Of course, that was in the days before Transcendental Meditation was called TM™.

A Couple of Things about Ruth

We were sitting here in our mobile home (or le Camping-Car, as we say in France), being buffeted by the icy winds of a December late afternoon, thinking how great (and grate) it would be to be sitting in our own stationary home, roasting chestnuts over our own fire, instead of hearing the wind whistle through the door, cracking my nuts, when Ruth remarked that, aside from a mention of her hair-raising hair cutting experiences or her pursuit of hirsute bears, I hardly ever write about her in the blog. So, here’s a couple of things I have learnt from her.

Thing No. 1 Don’t overuse words such as “always” and “never” in conversation, such as “It always goes wrong when I do that” or “You never let me do that”. It’s seldom true and usually annoying.

Thing No. 2 When we were camping in Romania a bear came out of the woods and rummaged through some waste bins on the edge of town. Ruth wasn’t in the least perturbed. She never grudges bears.

Fantastic!


You knew there was something about me, didn’t you? How many times have you thought,” That John Corley, I’m sure there’s something hidden there. Nobody can really be that much fun, that much excitement, that much fantasticness without there being some amazing hidden history. For one thing nothing is known of him before he got married in 1967 in East Coker parish church, a small village in Somerset where T.S. Eliot’s heart is buried. Surely the truth will come out some day?” Well, friends, that day is here. Now that I have reached retirement age and quit the boards, hung up my scale rule and guitar, it’s time to own up. I am the same person who deducted 43 days from my age (in a salute to the Emperor Claudius who invaded Britain in 43 A.D.) and donned the burnt cork which would accompany my first professional career behind the footlights. Intrigued? Well, here is the entry on my early life, as recorded by Wikipedia™:-

”The Fantastic Johnny C (born Johnny Corley, 28 April 1943, Greenwood, South Carolina) is an American soul singer. Discovered by Jesse James while singing in a church choir, Corley adopted the stage name "The Fantastic Johnny C" and scored a top ten Billboard Hot 100 hit in 1967 with "Boogaloo Down Broadway", written by James, which peaked at number seven, followed by a minor hit, "Hitch It to the Horse", a year later.”

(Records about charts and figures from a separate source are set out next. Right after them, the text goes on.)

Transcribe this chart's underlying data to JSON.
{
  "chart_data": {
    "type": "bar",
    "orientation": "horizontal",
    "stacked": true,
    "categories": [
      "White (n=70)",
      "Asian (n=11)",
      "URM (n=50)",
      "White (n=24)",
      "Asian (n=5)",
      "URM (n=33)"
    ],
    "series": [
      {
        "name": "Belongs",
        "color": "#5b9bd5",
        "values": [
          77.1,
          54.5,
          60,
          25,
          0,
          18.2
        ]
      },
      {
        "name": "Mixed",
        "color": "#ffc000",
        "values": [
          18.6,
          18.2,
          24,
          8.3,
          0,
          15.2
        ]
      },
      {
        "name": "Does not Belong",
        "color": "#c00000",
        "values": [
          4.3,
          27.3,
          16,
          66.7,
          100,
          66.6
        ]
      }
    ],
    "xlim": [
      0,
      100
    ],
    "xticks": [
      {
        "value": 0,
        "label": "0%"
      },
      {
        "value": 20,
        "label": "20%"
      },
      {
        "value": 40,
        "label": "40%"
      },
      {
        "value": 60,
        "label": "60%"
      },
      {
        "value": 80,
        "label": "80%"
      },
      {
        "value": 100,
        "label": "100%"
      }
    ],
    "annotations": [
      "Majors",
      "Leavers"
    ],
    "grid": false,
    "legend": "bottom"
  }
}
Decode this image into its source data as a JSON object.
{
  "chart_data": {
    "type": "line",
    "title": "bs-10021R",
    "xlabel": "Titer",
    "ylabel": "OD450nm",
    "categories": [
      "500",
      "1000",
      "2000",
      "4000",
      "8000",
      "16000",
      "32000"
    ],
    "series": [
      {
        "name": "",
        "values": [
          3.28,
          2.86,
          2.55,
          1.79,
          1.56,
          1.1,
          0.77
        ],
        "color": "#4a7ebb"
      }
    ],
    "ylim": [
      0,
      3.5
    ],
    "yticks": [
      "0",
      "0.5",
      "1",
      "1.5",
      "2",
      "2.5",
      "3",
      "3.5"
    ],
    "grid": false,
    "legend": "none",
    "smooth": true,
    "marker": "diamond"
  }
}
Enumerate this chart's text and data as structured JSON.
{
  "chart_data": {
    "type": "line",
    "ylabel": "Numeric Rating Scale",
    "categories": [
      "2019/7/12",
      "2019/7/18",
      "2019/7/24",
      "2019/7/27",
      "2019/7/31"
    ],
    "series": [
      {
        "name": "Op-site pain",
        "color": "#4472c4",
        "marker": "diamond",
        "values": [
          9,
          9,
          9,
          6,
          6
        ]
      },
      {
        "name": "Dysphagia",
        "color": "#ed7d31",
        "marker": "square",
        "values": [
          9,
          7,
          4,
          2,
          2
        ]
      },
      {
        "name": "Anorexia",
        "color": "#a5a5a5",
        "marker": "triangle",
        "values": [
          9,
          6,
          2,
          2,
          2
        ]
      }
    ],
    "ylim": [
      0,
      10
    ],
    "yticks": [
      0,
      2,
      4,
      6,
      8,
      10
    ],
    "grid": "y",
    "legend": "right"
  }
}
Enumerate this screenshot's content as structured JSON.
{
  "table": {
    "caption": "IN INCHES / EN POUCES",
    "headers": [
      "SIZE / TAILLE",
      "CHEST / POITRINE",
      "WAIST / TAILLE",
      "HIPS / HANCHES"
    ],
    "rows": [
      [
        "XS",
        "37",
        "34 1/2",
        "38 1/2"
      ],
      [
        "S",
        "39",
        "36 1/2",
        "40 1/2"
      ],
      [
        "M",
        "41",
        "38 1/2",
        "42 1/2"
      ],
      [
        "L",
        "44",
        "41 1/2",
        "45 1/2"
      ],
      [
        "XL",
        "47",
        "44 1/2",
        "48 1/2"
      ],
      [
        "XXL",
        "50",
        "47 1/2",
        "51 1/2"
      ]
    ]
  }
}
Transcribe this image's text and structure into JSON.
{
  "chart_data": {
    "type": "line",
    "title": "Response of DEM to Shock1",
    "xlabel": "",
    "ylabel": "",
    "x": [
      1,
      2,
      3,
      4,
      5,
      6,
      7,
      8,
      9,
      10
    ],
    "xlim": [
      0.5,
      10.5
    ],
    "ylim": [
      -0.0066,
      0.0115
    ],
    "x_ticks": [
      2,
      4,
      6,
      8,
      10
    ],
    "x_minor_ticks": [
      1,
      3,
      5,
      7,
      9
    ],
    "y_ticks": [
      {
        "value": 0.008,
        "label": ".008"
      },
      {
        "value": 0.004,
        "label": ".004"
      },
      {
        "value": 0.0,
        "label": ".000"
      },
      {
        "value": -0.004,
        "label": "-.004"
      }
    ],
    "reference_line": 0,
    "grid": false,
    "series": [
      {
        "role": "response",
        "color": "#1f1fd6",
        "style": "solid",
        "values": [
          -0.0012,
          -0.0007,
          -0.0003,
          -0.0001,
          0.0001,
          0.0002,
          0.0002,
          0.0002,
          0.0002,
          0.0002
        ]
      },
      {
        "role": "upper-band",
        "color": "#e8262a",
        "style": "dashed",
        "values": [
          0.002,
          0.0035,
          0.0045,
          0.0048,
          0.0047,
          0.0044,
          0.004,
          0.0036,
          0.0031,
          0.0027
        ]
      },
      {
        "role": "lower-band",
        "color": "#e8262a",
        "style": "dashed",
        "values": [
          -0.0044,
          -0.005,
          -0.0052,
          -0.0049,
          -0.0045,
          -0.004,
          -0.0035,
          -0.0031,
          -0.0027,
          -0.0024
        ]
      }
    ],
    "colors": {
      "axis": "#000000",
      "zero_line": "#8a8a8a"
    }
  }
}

After that, I became a quantity surveyor.

Friday, 12 December 2008

The Usual Abnormal Service will be Resumed as Soon as Possible

Blogging has rather come to a stop in the last few weeks. We left Sicily about a month ago and, stopping over to enjoy some of the delights of Florence (salacious remarks resisted with difficulty but success), we arrived at a site just outside Narbonne in South West France two weeks ago today. Since then we have been looking for and at property. We had a pretty good idea of what we wanted and where, and now have an ugly bad idea of what our investments and shrinking currency are worth. We have been trying to pull the two ideas closer together and now have one or two candidates under consideration. We leave for Spain next weekend, where we are spending Christmas and the New Year, before going on to Portugal from where we shall return to France some time in January when, hopefully, our settlement plans will have some shape. We are going to UK in February to see friends, family, doctors, pub landlords etc. and hope to be in our new home in the Spring. I wonder......

Wednesday, 3 December 2008

One Problem - Two Solutions

The Problem

Your motor scooter has broken down and you need to get it home or to somewhere where it can be fixed. What do you do?

No. 1 – The Romanian Solution

You get a friend with a scooter to attach a tow-rope to the front of your scooter and to the back of his to tow you through the rush hour traffic.

No.2 – The Sicilian Solution

You get a friend to ride closely behind you on his scooter propelling you forward by resting his foot against your rear number plate. This gives you the advantage of using his lights in the dark as yours obviously don’t work.